Republic of the Philippines
SUPREME COURT
Manila

EN BANC

G.R. No. L-4627             January 11, 1909

THE UNITED STATES, plaintiff-appellee,
vs.
EL CHINO QUE-QUENCO, defendant-appellant.

Fermin Mariano, for appellant.
Attorney-General Villamor, for appellee.

MAPA, J.:

It is a fact proven not only by evidence adduced by the prosecution but also by the confession of the accused himself, made at the trial, that the said accused had opium in his possession and in his own house, outside of the public dispensary, on the 30th of October, 1907. The accused was a confirmed user of opium, and as such he had a license to smoke it, issued by the municipal treasurer of Oroquieta on the 22nd of the said month and year, and he excuses himself by saying that on October 30, the date on which the opium was found in his possession, he did not know that an Act had been promulgated, prohibiting the confirmed users of opium duly registered from having the drug outside of the public dispensary, and on the other hand, that the municipal treasurer, on issuing the license, did not tell him of the existence of such a legal prohibition.

The Act establishing the prohibition is Act No. 1761, which was enacted on October 10, 1907, and went into force on the 17th of the same month. Besides the well- known principle of law, expressly mentioned in article 2 of the Civil Code, that ignorance of laws does not excuse a person from compliance therewith, the alleged ignorance of the existence of the prohibition can not be admitted in the case at bar, even as a matter of fact, inasmuch as the municipal treasurer of Oroquieta categorically denying the statement of the accused, declared at the trial that, on issuing to him the license in the month of October, he advised him that it was absolutely forbidden to have opium outside of the public dispensary. Considering the question from another point of view, these facts likewise show that, prior to October 30, the existence of the prohibition was known in Oroquieta, and it necessarily had to be so, taking into account the fact that twenty days had elapsed between that date and the date of the passage of the above-mentioned Act. The plea of the defendant is in law and in fact untenable, and should therefore be dismissed.

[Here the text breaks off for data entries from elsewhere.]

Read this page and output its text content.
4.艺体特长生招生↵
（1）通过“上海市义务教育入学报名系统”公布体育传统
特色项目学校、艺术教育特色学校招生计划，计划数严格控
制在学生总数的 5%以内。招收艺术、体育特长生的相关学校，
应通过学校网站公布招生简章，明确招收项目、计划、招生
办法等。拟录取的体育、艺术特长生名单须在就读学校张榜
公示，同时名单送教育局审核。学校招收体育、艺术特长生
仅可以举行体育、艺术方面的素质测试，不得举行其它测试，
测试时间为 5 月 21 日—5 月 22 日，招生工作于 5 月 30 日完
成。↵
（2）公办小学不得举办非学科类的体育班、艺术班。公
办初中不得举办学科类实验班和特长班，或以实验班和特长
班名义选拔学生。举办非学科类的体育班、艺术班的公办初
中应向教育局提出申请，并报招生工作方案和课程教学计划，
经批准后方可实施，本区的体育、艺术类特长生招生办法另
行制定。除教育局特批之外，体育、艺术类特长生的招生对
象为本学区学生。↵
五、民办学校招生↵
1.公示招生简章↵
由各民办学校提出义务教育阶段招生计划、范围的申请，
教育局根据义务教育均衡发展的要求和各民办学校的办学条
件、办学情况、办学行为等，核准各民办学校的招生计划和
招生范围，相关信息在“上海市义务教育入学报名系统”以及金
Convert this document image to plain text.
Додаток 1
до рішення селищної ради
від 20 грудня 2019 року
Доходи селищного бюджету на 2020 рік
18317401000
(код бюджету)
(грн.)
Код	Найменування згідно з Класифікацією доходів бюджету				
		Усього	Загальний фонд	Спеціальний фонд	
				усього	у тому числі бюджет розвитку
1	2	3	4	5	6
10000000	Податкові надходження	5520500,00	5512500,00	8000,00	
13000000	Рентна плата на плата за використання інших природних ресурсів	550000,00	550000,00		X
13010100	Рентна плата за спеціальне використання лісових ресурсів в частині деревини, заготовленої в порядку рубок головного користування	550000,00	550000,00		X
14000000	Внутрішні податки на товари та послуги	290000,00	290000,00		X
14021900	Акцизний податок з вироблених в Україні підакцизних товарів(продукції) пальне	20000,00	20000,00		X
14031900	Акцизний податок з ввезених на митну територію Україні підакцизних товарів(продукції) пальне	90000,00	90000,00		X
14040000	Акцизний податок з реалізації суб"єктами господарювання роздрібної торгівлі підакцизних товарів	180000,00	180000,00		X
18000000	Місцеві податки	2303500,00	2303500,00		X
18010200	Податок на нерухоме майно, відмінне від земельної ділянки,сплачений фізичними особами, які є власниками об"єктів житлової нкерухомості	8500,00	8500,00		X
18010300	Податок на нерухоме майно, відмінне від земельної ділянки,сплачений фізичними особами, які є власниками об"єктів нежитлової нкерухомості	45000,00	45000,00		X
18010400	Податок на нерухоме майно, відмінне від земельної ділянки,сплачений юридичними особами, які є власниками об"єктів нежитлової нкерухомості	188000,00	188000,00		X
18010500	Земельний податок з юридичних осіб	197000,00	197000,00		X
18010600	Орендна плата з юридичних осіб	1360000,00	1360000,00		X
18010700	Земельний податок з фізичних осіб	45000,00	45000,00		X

Consequently, the holding of the lower court that the accused violated section 7 of Act No. 1761, is proper. The penalty of one year of imprisonment and a fine of P500, or subsidiary imprisonment in case of insolvency at the rate of one day for every P2.50 that he should fail to pay, which penalty was imposed on the accused in the judgment appealed from, is within the limits of the punishment prescribed by the section, in the discretion of the court. In view of all the circumstances of the case, however, we reduce the said penalty to four months' imprisonment and a fine of P300, with the same subsidiary imprisonment, which shall not exceed one month and ten days in case of insolvency.

With this modification, and holding that the opium found in the possession of the defendant shall be retained by the Government, we affirm the judgment appealed from with the costs of this instance against the accused. So ordered.

Arellano, C.J., Torres, Carson, Willard, and Tracey, JJ., concur.